我刚刚从互联网上了解了战略模式的真正含义。但是我想知道它如何改善我的代码。例如,我在Internet上这样找到以下代码。这是名为Animal的超类:
abstract public class Animal {
private String name;
private int weight;
private String sound;
public void setName(String name){
this.name = name;
}
public String getName(){
return name;
}
public void setWeight(int weight){
if(weight > 0){
this.weight = weight;
}else {
System.out.println("Weight must be bigger than 0");
}
}
public int getWeight(){
return weight;
}
public void setSound(String sound){
this.sound = sound;
}
public String getSound(){
return sound;
}
public void specialMethod(){
System.out.println("Ok");
}
}
这是名为Dog的子类:
public class Dog extends Animal {
public void digHole(){
System.out.println("Dig a hole");
}
public Dog(){
super();
setSound("bark");
}
public void testSuper(Animal obj){
System.out.println(obj.getName());
}
}
在教程中,它说是否要增加飞行能力,以便我可以检查狗是否可以飞行。
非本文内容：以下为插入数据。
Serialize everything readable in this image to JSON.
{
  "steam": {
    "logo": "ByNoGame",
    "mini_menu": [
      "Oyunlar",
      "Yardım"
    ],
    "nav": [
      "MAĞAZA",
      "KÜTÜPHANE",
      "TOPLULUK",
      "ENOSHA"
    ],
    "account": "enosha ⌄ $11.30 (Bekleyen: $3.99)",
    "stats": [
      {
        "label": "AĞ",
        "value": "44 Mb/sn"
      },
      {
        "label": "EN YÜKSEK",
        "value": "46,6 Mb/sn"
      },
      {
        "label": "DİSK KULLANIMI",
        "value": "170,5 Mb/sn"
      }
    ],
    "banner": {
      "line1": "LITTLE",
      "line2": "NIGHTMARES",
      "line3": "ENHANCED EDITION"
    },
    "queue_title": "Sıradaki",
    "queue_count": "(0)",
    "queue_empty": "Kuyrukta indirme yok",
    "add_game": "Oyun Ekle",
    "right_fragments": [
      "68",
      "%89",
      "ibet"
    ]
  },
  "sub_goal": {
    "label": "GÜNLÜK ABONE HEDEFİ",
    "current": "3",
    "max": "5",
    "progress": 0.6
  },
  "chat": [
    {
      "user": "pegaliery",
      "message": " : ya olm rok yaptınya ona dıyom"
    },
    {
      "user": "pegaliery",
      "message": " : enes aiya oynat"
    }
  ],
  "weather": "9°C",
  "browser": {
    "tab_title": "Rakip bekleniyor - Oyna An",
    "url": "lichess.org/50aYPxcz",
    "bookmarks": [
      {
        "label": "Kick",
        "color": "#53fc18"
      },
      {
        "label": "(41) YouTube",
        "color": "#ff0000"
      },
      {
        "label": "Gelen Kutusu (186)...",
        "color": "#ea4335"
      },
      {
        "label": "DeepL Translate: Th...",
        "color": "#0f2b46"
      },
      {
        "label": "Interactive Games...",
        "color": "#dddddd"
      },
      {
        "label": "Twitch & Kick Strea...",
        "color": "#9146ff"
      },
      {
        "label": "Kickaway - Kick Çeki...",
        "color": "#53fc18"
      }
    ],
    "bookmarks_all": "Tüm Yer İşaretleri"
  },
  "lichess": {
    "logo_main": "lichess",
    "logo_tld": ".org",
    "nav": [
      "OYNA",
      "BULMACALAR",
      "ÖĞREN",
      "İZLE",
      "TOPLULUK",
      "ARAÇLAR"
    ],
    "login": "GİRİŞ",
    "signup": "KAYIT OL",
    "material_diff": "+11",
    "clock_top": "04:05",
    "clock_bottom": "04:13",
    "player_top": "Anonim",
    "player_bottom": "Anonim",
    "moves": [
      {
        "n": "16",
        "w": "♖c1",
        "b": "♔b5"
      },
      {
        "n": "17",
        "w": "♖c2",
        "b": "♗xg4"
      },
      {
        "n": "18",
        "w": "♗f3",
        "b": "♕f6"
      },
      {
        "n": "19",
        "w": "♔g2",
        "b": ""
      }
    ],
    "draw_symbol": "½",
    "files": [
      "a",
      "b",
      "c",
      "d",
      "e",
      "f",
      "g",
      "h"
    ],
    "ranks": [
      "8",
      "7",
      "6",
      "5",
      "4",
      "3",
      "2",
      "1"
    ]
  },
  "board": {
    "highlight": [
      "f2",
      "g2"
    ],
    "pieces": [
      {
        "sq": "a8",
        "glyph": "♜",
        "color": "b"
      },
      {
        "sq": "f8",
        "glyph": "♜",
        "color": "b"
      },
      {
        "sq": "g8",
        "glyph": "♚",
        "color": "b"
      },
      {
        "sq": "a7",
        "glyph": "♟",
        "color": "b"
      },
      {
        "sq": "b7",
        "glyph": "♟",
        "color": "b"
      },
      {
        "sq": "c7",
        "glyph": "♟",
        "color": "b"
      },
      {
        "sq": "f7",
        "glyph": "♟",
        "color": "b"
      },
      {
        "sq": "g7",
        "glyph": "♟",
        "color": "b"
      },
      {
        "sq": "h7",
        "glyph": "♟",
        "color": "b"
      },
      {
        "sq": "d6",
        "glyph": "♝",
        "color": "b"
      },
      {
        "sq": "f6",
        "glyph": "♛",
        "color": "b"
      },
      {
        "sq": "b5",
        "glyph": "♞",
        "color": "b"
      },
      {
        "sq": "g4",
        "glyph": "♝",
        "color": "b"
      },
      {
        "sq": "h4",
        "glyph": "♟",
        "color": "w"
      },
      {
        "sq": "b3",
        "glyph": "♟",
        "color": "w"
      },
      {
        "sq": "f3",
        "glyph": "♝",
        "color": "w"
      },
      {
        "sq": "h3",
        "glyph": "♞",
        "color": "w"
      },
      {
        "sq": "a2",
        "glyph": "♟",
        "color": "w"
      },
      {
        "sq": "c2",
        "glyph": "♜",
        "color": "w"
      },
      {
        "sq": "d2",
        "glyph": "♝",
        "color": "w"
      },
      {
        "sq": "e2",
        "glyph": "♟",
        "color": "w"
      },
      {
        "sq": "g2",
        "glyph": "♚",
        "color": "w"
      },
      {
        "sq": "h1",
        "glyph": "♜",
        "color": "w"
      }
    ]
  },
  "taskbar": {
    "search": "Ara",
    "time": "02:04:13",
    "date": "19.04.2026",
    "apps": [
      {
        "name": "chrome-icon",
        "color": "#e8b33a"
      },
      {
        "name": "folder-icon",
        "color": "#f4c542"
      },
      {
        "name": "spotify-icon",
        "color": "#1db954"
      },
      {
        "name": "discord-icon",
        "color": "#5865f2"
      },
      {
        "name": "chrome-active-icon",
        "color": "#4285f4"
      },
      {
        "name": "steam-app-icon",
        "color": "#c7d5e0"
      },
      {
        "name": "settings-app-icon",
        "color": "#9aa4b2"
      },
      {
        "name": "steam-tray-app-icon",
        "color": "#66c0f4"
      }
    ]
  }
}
如下面的代码所示,像这样直接添加代码是不好的。
具有超强飞行能力方法的超一流动物
abstract public class Animal {
private String name;
private int weight;
private String sound;
// Add fly method to the superclass which is a bad idea
public String fly(){
return " I am flying ";
}
public void setName(String name){
this.name = name;
}
public String getName(){
return name;
}
public void setWeight(int weight){
if(weight > 0){
this.weight = weight;
}else {
System.out.println("Weight must be bigger than 0");
}
}
public int getWeight(){
return weight;
}
public void setSound(String sound){
this.sound = sound;
}
public String getSound(){
return sound;
}
public void specialMethod(){
System.out.println("Ok");
}
}
使用策略模式,我们可以使用fly方法创建名为Flys的接口,允许任何子类实现该方法,因此,如本教程所示,我创建了名为Flys的接口,其中有两个实现该接口的子类:
public interface Flys {
String fly();
}
class ItFlys implements Flys{
public String fly(){
return "Flying high";
}
}
class CantFly implements Flys{
public String fly(){
return "I can't fly";
}
}
建立介面后,就可以重构Animal类,
abstract public class Animal {
private String name;
private int weight;
private String sound;
Flys flyingType; // Add an object of the interface to the superclass
public String tryToFly(){ // add a new method tryToFly
return flyingType.fly();
}
// Adding another method named setFlyingAbility
public void setFlyingAbility(Flys newFlyType){
flyingType = newFlyType;
}
public void setName(String name){
this.name = name;
}
public String getName(){
return name;
}
public void setWeight(int weight){
if(weight > 0){
this.weight = weight;
}else {
System.out.println("Weight must be bigger than 0");
}
}
public int getWeight(){
return weight;
}
public void setSound(String sound){
this.sound = sound;
}
public String getSound(){
return sound;
}
public void specialMethod(){
System.out.println("Ok");
}
}
现在,在我的Dog子类中,我只需添加另一个代码
public class Dog extends Animal {
public Dog(){
super();
setSound("bark");
flyingType = new CantFly(); // I set flyingType object
}
public void digHole(){
System.out.println("Dig a hole");
}
public void testSuper(Animal obj){
System.out.println(obj.getName());
}
}
在最后一堂课,我可以执行所有代码,并检查我的Dog课是否可以飞行。
public class AnimalPlay {
public static void main(String args[]){
Animal sparky = new Dog();
Animal tweety = new Bird();
System.out.println("Dog " + sparky.tryToFly()); // the result is I can't fly
System.out.println("Bird " + tweety.tryToFly()); // the result is I am flying
sparky.setFlyingAbility(new ItFlys());
System.out.println("Dog " + sparky.tryToFly()); // the result is I am flying
}
}
我的问题是,如果仍然以传统方式添加fly()方法,它会得到相同的结果吗?
在超类中添加fly()方法,以便可以在Dog类中覆盖fly()方法,但这不是一个好主意。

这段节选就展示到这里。